The stabilizer for a thermoplastic resin comprising the alkylated dalcoside of the present invention improves the thermal stability of the thermoplastic resin containing the stabilizer, so that the coloring of the molded product due to thermal deterioration is remarkably suppressed.

This effect is considered to be exhibited by the following mechanism.

That is, the alkylated darcoside used in the present invention contains a hydrophobic alcohol in the molecule. Since it has a kill group and multiple hydroxyl groups, it acts as a surfactant and improves the dispersibility of stabilizers such as antioxidants added to improve thermal stability, thereby improving the performance of resin molded products It is considered something. In addition, particularly in the case of a polyolefin resin, a trace amount of a metal component derived from a filler or a metal catalyst at the time of production may cause deterioration of the resin. However, the alkylated dalcoside molecule chelates the metal component and inactivates the metal component. It is thought that it is doing.

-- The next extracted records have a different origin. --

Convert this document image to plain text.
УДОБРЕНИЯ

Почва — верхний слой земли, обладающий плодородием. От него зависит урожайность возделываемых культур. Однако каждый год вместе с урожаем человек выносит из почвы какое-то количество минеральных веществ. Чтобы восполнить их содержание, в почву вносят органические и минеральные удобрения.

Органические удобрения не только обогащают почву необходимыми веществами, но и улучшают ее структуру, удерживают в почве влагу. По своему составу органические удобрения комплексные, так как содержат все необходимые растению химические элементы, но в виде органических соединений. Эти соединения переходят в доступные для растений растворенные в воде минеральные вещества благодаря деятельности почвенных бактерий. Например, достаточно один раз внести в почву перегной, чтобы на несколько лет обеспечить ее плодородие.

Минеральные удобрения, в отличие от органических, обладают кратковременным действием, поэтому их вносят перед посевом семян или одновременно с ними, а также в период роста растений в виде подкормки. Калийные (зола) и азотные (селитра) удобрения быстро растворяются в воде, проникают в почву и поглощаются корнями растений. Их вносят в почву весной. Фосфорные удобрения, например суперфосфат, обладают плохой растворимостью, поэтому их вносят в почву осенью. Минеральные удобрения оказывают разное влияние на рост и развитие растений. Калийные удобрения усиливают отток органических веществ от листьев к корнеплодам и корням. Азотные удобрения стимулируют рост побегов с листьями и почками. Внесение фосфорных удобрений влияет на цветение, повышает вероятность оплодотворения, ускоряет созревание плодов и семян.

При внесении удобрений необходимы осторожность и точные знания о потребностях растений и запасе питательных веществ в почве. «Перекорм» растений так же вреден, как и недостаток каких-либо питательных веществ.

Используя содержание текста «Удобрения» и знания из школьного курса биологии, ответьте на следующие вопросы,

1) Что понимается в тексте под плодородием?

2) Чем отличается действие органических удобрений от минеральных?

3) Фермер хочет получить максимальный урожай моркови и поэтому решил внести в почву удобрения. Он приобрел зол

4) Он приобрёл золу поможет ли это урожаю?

In the case of a chlorine-containing resin, particularly when a zinc-based stabilizer is used, it is necessary to inactivate the active zinc chloride generated as described above to prevent zinc burning, but use an alkylated dalcoside. If so, it is considered that multiple hydroxyl groups in the alkylated dalcoside molecule coordinate with zinc chloride and inactivate it. In this case, a higher stabilizing effect can be obtained by using an acid scavenger in combination so that the generated hydrochloric acid does not decompose each bond in the alkylated dalcoside molecule.

BEST MODE FOR CARRYING OUT THE INVENTION

The alkylated dalcoside, which is a stabilizer of the present invention, is one in which the hydroxyl group of glucose alone or polydarcoside in which 2 to 10 darcose molecules are condensed by darcoside bonds is alkylated by an ether bond. The free hydroxyl group bonded to the glucose skeleton in the alkylated glucoside may be further acylated by an ester bond.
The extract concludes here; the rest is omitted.